September 15, 2008
The Josephson tunnel junction is a unique electronic circuit element which is both non-linear and non-dissipative. This combination make it well suited to measure the state of a quantum mechanical system with high fidelity and minimum back-action. I will describe the operation of a new type of Josephson amplifier, based on a dynamical bifurcation, and demonstrate how it can be used to measure a quantum spin ½ system.

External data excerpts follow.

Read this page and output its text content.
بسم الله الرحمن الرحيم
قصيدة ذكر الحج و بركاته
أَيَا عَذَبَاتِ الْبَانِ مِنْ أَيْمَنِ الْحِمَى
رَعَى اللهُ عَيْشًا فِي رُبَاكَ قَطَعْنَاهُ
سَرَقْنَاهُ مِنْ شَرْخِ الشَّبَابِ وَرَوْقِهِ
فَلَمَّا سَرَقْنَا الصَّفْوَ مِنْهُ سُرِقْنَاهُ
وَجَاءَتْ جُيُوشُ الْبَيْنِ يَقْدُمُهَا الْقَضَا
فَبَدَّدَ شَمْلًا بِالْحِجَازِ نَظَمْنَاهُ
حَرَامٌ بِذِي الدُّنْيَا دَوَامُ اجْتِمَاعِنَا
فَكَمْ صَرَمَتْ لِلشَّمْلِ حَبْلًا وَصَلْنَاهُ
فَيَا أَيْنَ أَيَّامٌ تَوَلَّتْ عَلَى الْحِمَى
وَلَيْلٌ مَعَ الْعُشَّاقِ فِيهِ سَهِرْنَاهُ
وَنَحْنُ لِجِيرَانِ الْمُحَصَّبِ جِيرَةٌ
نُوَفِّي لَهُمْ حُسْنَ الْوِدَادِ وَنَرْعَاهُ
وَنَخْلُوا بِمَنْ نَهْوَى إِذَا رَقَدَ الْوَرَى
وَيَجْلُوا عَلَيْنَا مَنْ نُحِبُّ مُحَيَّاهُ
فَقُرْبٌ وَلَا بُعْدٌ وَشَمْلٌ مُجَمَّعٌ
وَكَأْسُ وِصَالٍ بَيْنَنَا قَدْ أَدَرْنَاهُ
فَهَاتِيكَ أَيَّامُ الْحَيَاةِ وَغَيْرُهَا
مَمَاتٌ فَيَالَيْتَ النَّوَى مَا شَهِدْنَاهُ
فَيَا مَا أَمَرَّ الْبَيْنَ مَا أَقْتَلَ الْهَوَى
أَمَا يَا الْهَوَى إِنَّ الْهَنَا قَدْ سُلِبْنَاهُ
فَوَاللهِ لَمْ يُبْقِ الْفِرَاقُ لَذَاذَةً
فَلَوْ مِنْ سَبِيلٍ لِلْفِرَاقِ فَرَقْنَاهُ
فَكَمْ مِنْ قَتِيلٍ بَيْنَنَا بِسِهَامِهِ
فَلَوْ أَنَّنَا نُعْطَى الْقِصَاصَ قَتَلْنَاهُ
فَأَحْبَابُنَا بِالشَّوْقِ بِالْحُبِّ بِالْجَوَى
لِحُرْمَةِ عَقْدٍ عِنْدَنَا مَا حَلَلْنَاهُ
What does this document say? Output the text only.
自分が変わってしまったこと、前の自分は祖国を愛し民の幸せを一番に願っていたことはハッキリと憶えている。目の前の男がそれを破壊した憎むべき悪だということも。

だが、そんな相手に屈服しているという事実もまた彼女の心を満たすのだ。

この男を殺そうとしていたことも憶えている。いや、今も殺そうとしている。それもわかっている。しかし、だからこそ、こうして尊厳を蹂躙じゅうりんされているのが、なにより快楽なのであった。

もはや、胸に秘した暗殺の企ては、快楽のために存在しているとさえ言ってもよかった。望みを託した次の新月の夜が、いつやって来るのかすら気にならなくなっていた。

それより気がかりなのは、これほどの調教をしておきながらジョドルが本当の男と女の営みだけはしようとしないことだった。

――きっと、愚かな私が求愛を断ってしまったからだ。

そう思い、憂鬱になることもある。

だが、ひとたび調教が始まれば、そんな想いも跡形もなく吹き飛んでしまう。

Irfan Siddiqi received his AB (1997) in chemistry & physics from Harvard University. He then went on to receive a PhD (2002) in applied physics from Yale University, where he stayed as a postdoctoral researcher until 2005. Irfan joined the physics department at the University of California, Berkeley in the summer of 2006. His research group, the Quantum Nanoelectronics Laboratory, investigates the quantum coherence of various condensed matter systems ranging from microscopic nanomagnets such as single molecule magnets to complex macroscopic electrical circuits. In 2006, Irfan was awarded the George E. Valley, Jr. prize by the American Physical Society for the development of the Josephson bifurcation amplifier. He has also been awarded the Office of Naval Research Young Investigator Award, the Air Force Office of Scientific Research Young Investigator Award, the Hellman Family Faculty Fund, and the UC Berkeley Chancellor's Partnership Faculty Fund.